Search code examples
rggplot2cumsum

Ordering geom_col NOT by fill value


Please resist your instinct to jump at defining factors level. I am trying to make a bar plot with text annotations. I'm using geom_col with a y value aesthetic, and I'm using geom_text with a separate dataframe where the value has been converted into a cumulative sum. The order matters here, I want to plot based on the same order in which cumulative sum is calculated.

Example

library(ggplot2)
library(data.table)

example_df <- data.frame(gender = c('M', 'F', 'F', 'M'), month = c('1', '1', '2', '2'), 
           value = c(10, 20, 30, 40), name = c('Jack', 'Kate', 'Nassrin', 'Malik'))
setDT(example_df)
text_df <- example_df[, .(value=cumsum(value), name=name), by='month']

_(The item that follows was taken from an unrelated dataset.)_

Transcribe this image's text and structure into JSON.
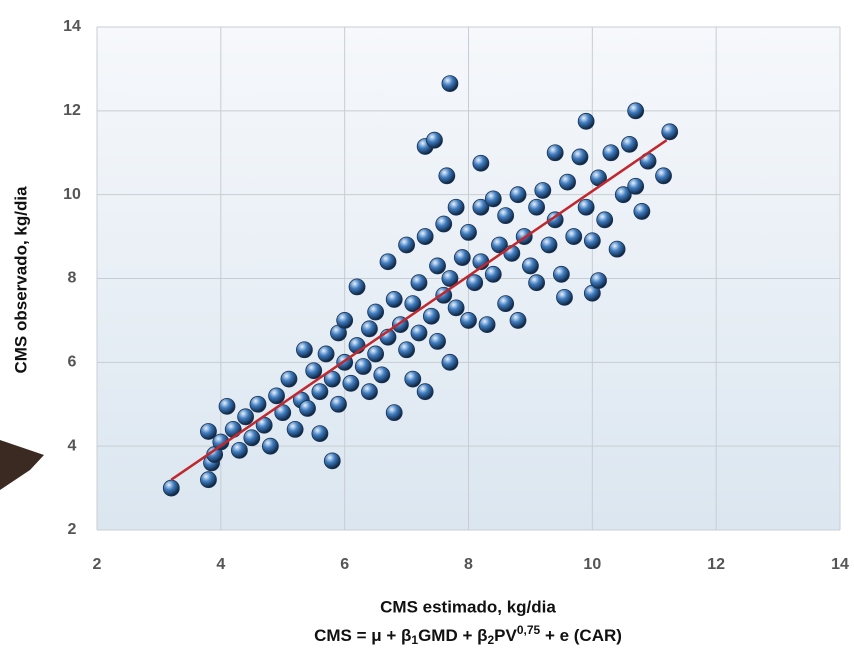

ggplot(example_df) + geom_col(aes(x=month, y=value, fill=gender)) +
  geom_text(data=text_df, aes(x=month, y=value, label=name), vjust=1)

example plot

If you can see here, the left side is exactly what I want. Jack is labeled at 10 over the M color, Kate labeled 20 above that over the F color. The right side though is wrong. Nassrin is labeled at 30, but over the M color that is of height 40. This is because geom_col by default orders by fill, which is converted to a factor in alphabetic order. What I want here is for the left plot to be ordered M, F but the right one F, M. Is this possible? Or is my best solution to reorder my cumulative sum (which would lead to a different plot than I intend).


Solution

  • Set group and fill separately. The order of stacking (i.e. the position) is controlled by group, and when you don't define that it gets set automatically (in this case the definition of fill is used). So:

    ggplot(example_df) + 
      geom_col(aes(x=month, y=value, group = fct_rev(fct_inorder(name)), fill = gender)) +
      geom_text(data=text_df, aes(x=month, y=value, label=name), vjust=1)
    

    enter image description here

    Note that we can also let ggplot do the cumulative sums for us. Then we can use just the original data.frame, simplifying your plot to:

    ggplot(example_df, aes(month, value, group = fct_rev(fct_inorder(name)),)) + 
      geom_col(aes(fill = gender)) +
      geom_text(aes(label = name), position = 'stack', vjust = 1)